An object with an initial velocity of 4 m/s moves along a straight axis under constant acceleration.Three sec later its velocity is 14m/s.How far did it travel during this time?
A.27
B.17
C.67
D.57
E.77
average velocity is ... (4 + 14) / 2
d = v t
i got 3.33
To determine how far the object traveled during this time, we can use the kinematic equation:
\[v_f = v_i + at \]
Where:
- \(v_f\) is the final velocity (14 m/s)
- \(v_i\) is the initial velocity (4 m/s)

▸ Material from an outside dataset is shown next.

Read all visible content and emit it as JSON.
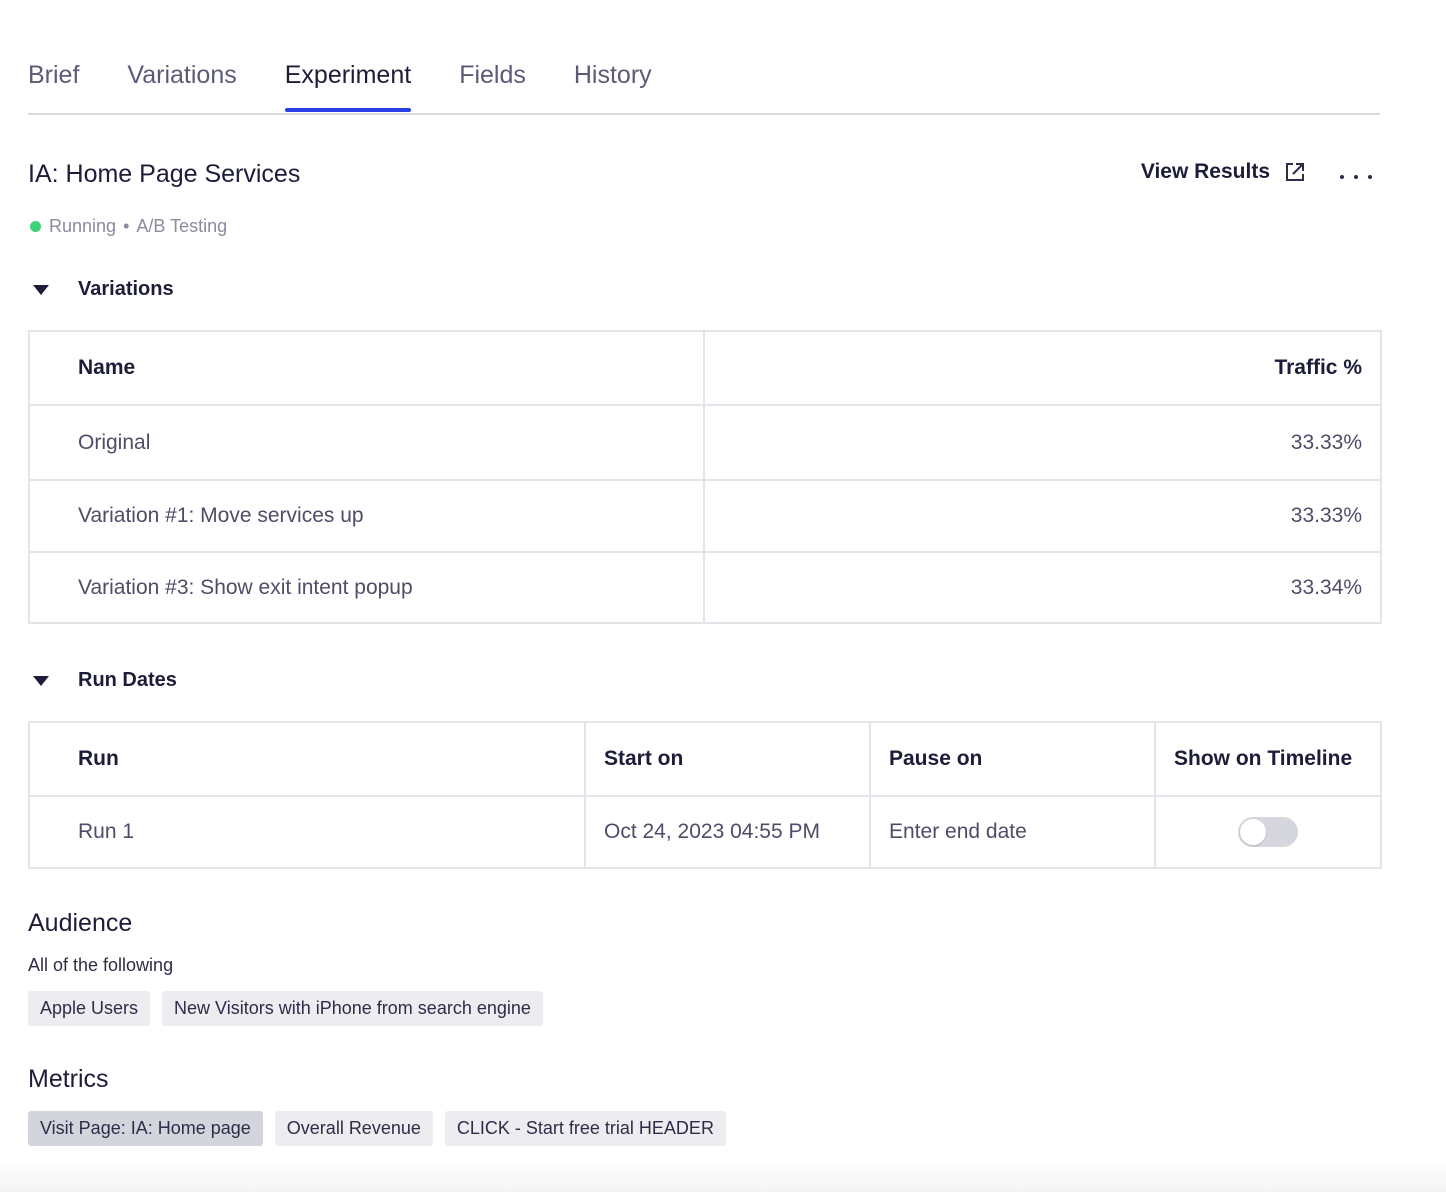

- \(a\) is the acceleration
- \(t\) is the time (3 seconds)
Rearranging the equation to solve for acceleration gives us:
\[a = \frac{{v_f - v_i}}{{t}} \]
Substituting the known values:
\[a = \frac{{14 \, \text{m/s} - 4 \, \text{m/s}}}{{3 \, \text{s}}} \]
Calculating this, we get:
\[a = \frac{{10 \, \text{m/s}}}{{3 \, \text{s}}} \]
Now that we have the acceleration, we can use another kinematic equation to determine the distance traveled:
\[d = v_i t + \frac{1}{2} a t^2 \]
Substituting the known values:
\[d = 4 \, \text{m/s} \times 3 \, \text{s} + \frac{1}{2} \left(\frac{{10 \, \text{m/s}}}{{3 \, \text{s}}}\right) \left(3 \, \text{s}\right)^2 \]
Calculating this, we get:
\[d = 12 \, \text{m} + \frac{1}{2} \times \frac{{10 \, \text{m/s}}}{{3 \, \text{s}}} \times 9 \, \text{s}^2 \]
\[d = 12 \, \text{m} + \frac{{90 \, \text{m}}}{{6 \, \text{s}}} \]
\[d = 12 \, \text{m} + 15 \, \text{m} \]
\[d = 27 \, \text{m} \]
Therefore, the object traveled 27 meters during this time. The correct answer is A. 27.